38. At least one non-transitory machine-readable storage medium comprising instructions stored thereupon, which when executed by processing circuitry of a computing node in an edge computing network, cause the processing circuitry to perform operations comprising:

detecting a message from a participating entity of a plurality of participating entities of the edge computing network, the message received via a network interface card (NIC) and associated with a messaging service of the edge computing network;

mapping the message to a service class of a plurality of available service classes based on a service request associated with the message;

processing the message to extract one or more characteristics of the service request; and

updating a digital object representation of a plurality of digital object representations of the plurality of participating entities, the updating based on the one or more characteristics of the service request, the digital object representation corresponding to the participating entity.

39. The at least one non-transitory machine-readable storage medium of claim 38, wherein the edge computing network comprises a transportation-related network with a plurality of sensors, and the processing circuitry further performs operations comprising:

detecting the plurality of participating entities via the plurality of sensors.

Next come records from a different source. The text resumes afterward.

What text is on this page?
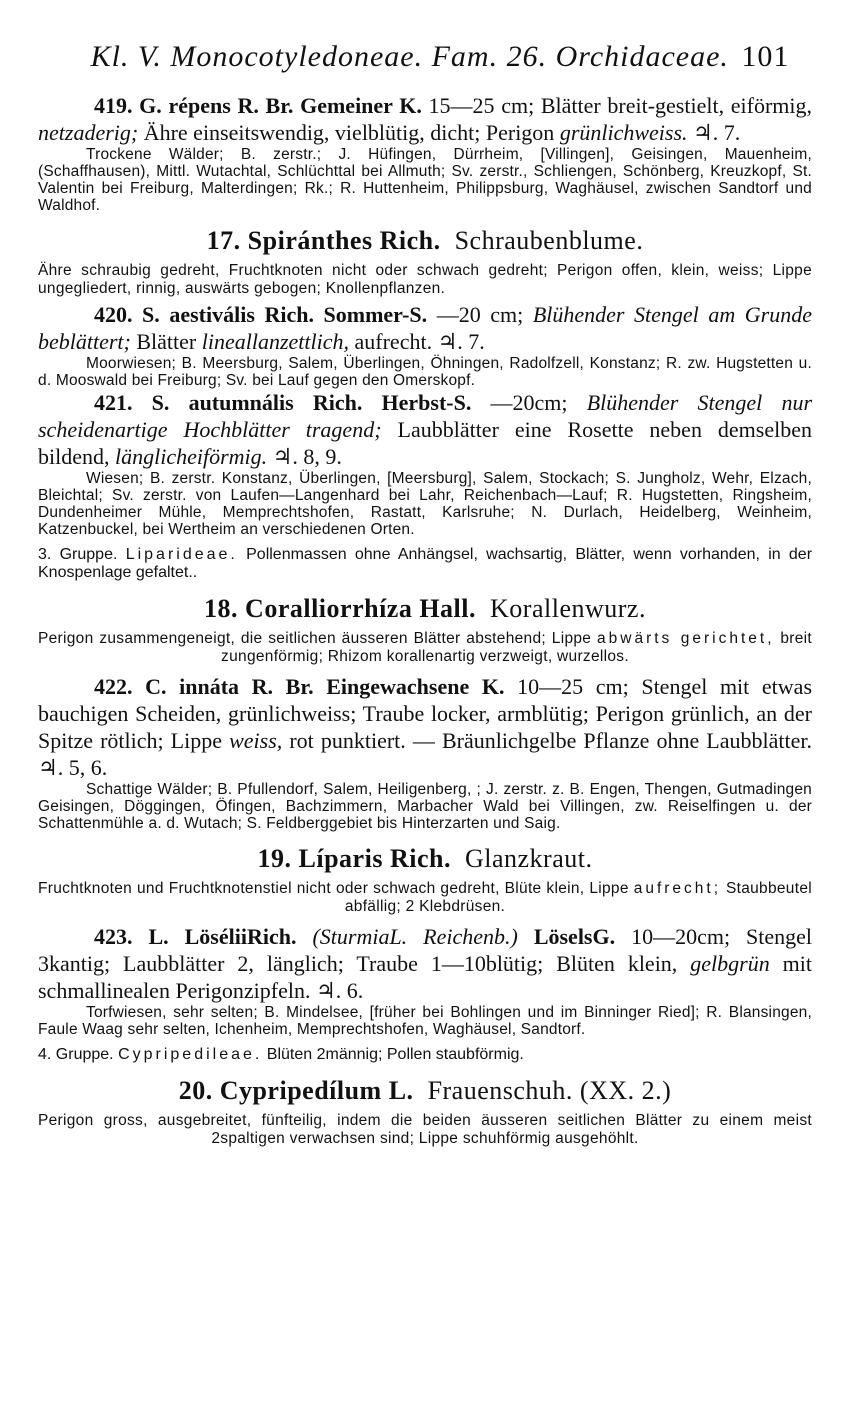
Kl. V. Monocotyledoneae. Fam. 26. Orchidaceae. 101
419. G. répens R. Br. Gemeiner K. 15—25 cm; Blätter breit-gestielt, eiförmig, netzaderig; Ähre einseitswendig, vielblütig, dicht; Perigon grünlichweiss. ♃. 7.
Trockene Wälder; B. zerstr.; J. Hüfingen, Dürrheim, [Villingen], Geisingen, Mauenheim, (Schaffhausen), Mittl. Wutachtal, Schlüchttal bei Allmuth; Sv. zerstr., Schliengen, Schönberg, Kreuzkopf, St. Valentin bei Freiburg, Malterdingen; Rk.; R. Huttenheim, Philippsburg, Waghäusel, zwischen Sandtorf und Waldhof.
17. Spiránthes Rich. Schraubenblume.
Ähre schraubig gedreht, Fruchtknoten nicht oder schwach gedreht; Perigon offen, klein, weiss; Lippe ungegliedert, rinnig, auswärts gebogen; Knollenpflanzen.
420. S. aestivális Rich. Sommer-S. —20 cm; Blühender Stengel am Grunde beblättert; Blätter lineallanzettlich, aufrecht. ♃. 7.
Moorwiesen; B. Meersburg, Salem, Überlingen, Öhningen, Radolfzell, Konstanz; R. zw. Hugstetten u. d. Mooswald bei Freiburg; Sv. bei Lauf gegen den Omerskopf.
421. S. autumnális Rich. Herbst-S. —20cm; Blühender Stengel nur scheidenartige Hochblätter tragend; Laubblätter eine Rosette neben demselben bildend, länglicheiförmig. ♃. 8, 9.
Wiesen; B. zerstr. Konstanz, Überlingen, [Meersburg], Salem, Stockach; S. Jungholz, Wehr, Elzach, Bleichtal; Sv. zerstr. von Laufen—Langenhard bei Lahr, Reichenbach—Lauf; R. Hugstetten, Ringsheim, Dundenheimer Mühle, Memprechtshofen, Rastatt, Karlsruhe; N. Durlach, Heidelberg, Weinheim, Katzenbuckel, bei Wertheim an verschiedenen Orten.
3. Gruppe. Liparideae. Pollenmassen ohne Anhängsel, wachsartig, Blätter, wenn vorhanden, in der Knospenlage gefaltet..
18. Coralliorrhíza Hall. Korallenwurz.
Perigon zusammengeneigt, die seitlichen äusseren Blätter abstehend; Lippe abwärts gerichtet, breit zungenförmig; Rhizom korallenartig verzweigt, wurzellos.
422. C. innáta R. Br. Eingewachsene K. 10—25 cm; Stengel mit etwas bauchigen Scheiden, grünlichweiss; Traube locker, armblütig; Perigon grünlich, an der Spitze rötlich; Lippe weiss, rot punktiert. — Bräunlichgelbe Pflanze ohne Laubblätter. ♃. 5, 6.
Schattige Wälder; B. Pfullendorf, Salem, Heiligenberg, ; J. zerstr. z. B. Engen, Thengen, Gutmadingen Geisingen, Döggingen, Öfingen, Bachzimmern, Marbacher Wald bei Villingen, zw. Reiselfingen u. der Schattenmühle a. d. Wutach; S. Feldberggebiet bis Hinterzarten und Saig.
19. Líparis Rich. Glanzkraut.
Fruchtknoten und Fruchtknotenstiel nicht oder schwach gedreht, Blüte klein, Lippe aufrecht; Staubbeutel abfällig; 2 Klebdrüsen.
423. L. LöséliiRich. (SturmiaL. Reichenb.) LöselsG. 10—20cm; Stengel 3kantig; Laubblätter 2, länglich; Traube 1—10blütig; Blüten klein, gelbgrün mit schmallinealen Perigonzipfeln. ♃. 6.
Torfwiesen, sehr selten; B. Mindelsee, [früher bei Bohlingen und im Binninger Ried]; R. Blansingen, Faule Waag sehr selten, Ichenheim, Memprechtshofen, Waghäusel, Sandtorf.
4. Gruppe. Cypripedileae. Blüten 2männig; Pollen staubförmig.
20. Cypripedílum L. Frauenschuh. (XX. 2.)
Perigon gross, ausgebreitet, fünfteilig, indem die beiden äusseren seitlichen Blätter zu einem meist 2spaltigen verwachsen sind; Lippe schuhförmig ausgehöhlt.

40. The at least one non-transitory machine-readable storage medium of claim 38, wherein the plurality of participating entities comprises one or more of:

a network device, the network device comprising at least one of a base station, a roadside unit (RSU), a vehicle with an in-vehicle platform, and user equipment (UE);

a human; and

a non-network enabled object.

41. The at least one non-transitory machine-readable storage medium of claim 39, wherein each digital object representation of the plurality of digital object representations comprises one or more of:

a geo-location of a corresponding participating entity of the plurality of participating entities;

a velocity of the corresponding participating entity;

a type of actor in the transportation-related network for the corresponding participating entity;

an entity identification (ID) of the corresponding participating entity;

a trajectory of estimated movement of the corresponding participating entity; and

acceleration or deceleration information for the corresponding participating entity.

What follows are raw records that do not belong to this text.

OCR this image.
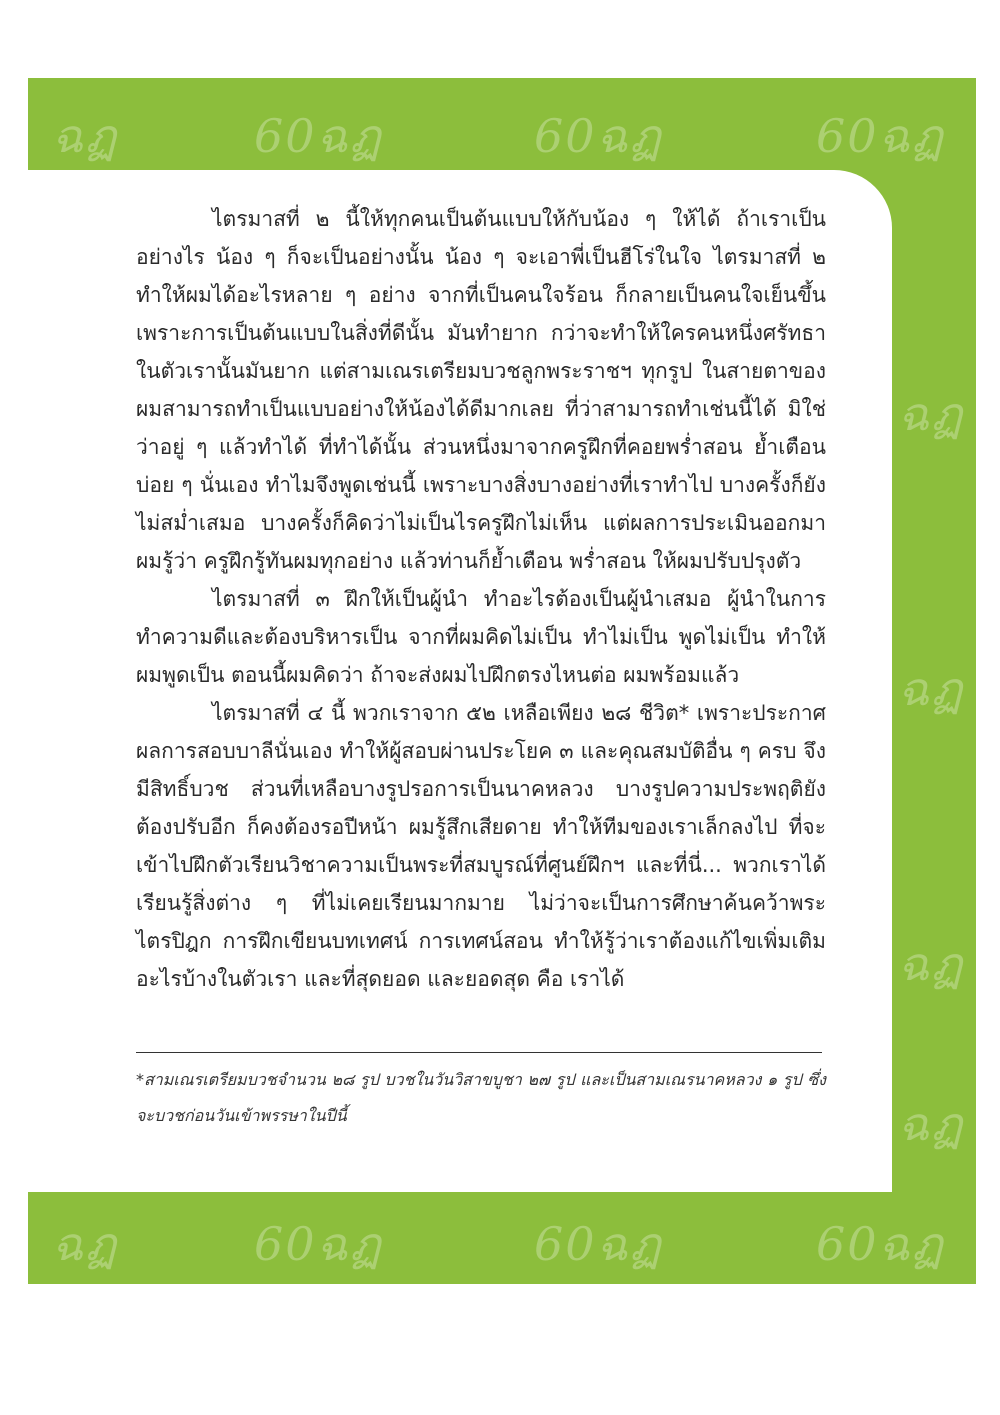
ฉฏ	60ฉฏ	60ฉฏ	60ฉฏ
ฉฏ
ฉฏ
ฉฏ
ฉฏ
ฉฏ	60ฉฏ	60ฉฏ	60ฉฏ

ไตรมาสที่ ๒ นี้ให้ทุกคนเป็นต้นแบบให้กับน้อง ๆ ให้ได้ ถ้าเราเป็นอย่างไร น้อง ๆ ก็จะเป็นอย่างนั้น น้อง ๆ จะเอาพี่เป็นฮีโร่ในใจ ไตรมาสที่ ๒ ทำให้ผมได้อะไรหลาย ๆ อย่าง จากที่เป็นคนใจร้อน ก็กลายเป็นคนใจเย็นขึ้น เพราะการเป็นต้นแบบในสิ่งที่ดีนั้น มันทำยาก กว่าจะทำให้ใครคนหนึ่งศรัทธาในตัวเรานั้นมันยาก แต่สามเณรเตรียมบวชลูกพระราชฯ ทุกรูป ในสายตาของผมสามารถทำเป็นแบบอย่างให้น้องได้ดีมากเลย ที่ว่าสามารถทำเช่นนี้ได้ มิใช่ว่าอยู่ ๆ แล้วทำได้ ที่ทำได้นั้น ส่วนหนึ่งมาจากครูฝึกที่คอยพร่ำสอน ย้ำเตือนบ่อย ๆ นั่นเอง ทำไมจึงพูดเช่นนี้ เพราะบางสิ่งบางอย่างที่เราทำไป บางครั้งก็ยังไม่สม่ำเสมอ บางครั้งก็คิดว่าไม่เป็นไรครูฝึกไม่เห็น แต่ผลการประเมินออกมาผมรู้ว่า ครูฝึกรู้ทันผมทุกอย่าง แล้วท่านก็ย้ำเตือน พร่ำสอน ให้ผมปรับปรุงตัว

ไตรมาสที่ ๓ ฝึกให้เป็นผู้นำ ทำอะไรต้องเป็นผู้นำเสมอ ผู้นำในการทำความดีและต้องบริหารเป็น จากที่ผมคิดไม่เป็น ทำไม่เป็น พูดไม่เป็น ทำให้ผมพูดเป็น ตอนนี้ผมคิดว่า ถ้าจะส่งผมไปฝึกตรงไหนต่อ ผมพร้อมแล้ว

ไตรมาสที่ ๔ นี้ พวกเราจาก ๕๒ เหลือเพียง ๒๘ ชีวิต* เพราะประกาศผลการสอบบาลีนั่นเอง ทำให้ผู้สอบผ่านประโยค ๓ และคุณสมบัติอื่น ๆ ครบ จึงมีสิทธิ์บวช ส่วนที่เหลือบางรูปรอการเป็นนาคหลวง บางรูปความประพฤติยังต้องปรับอีก ก็คงต้องรอปีหน้า ผมรู้สึกเสียดาย ทำให้ทีมของเราเล็กลงไป ที่จะเข้าไปฝึกตัวเรียนวิชาความเป็นพระที่สมบูรณ์ที่ศูนย์ฝึกฯ และที่นี่... พวกเราได้เรียนรู้สิ่งต่าง ๆ ที่ไม่เคยเรียนมากมาย ไม่ว่าจะเป็นการศึกษาค้นคว้าพระไตรปิฎก การฝึกเขียนบทเทศน์ การเทศน์สอน ทำให้รู้ว่าเราต้องแก้ไขเพิ่มเติมอะไรบ้างในตัวเรา และที่สุดยอด และยอดสุด คือ เราได้

*สามเณรเตรียมบวชจำนวน ๒๘ รูป บวชในวันวิสาขบูชา ๒๗ รูป และเป็นสามเณรนาคหลวง ๑ รูป ซึ่งจะบวชก่อนวันเข้าพรรษาในปีนี้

42. The at least one non-transitory machine-readable storage medium of claim 39, wherein the plurality of available service classes comprises:

an awareness service (AS) class;

an on-demand service (ODS) class; and

an event-triggered service (ETS) class.

43. The at least one non-transitory machine-readable storage medium of claim 42, wherein the message is mapped to the AS class, and the processing circuitry further performs operations comprising:

encoding a service awareness message for transmission to the participating entity, the service awareness message including a list of services provided within the edge computing network;

wherein the message from the participating entity is a service awareness message response including the service request; and

wherein the service request identifies a service of interest from the list of services provided within the edge computing network.

44. A method comprising:

detecting a message from a participating entity of a plurality of participating entities of an edge computing network, the message received via a network interface card (NIC) of a computing node in the edge computing network and associated with a messaging service of the edge computing network;

mapping the message to a service class of a plurality of available service classes based on a service request associated with the message;

processing the message to extract one or more characteristics of the service request; and

updating a digital object representation of a plurality of digital object representations of the plurality of participating entities, the updating based on the one or more characteristics of the service request, the digital object representation corresponding to the participating entity.

45. The method of claim 44, wherein the edge computing network comprises a transportation-related network with a plurality of sensors, and the method further comprising:

detecting the plurality of participating entities via the plurality of sensors.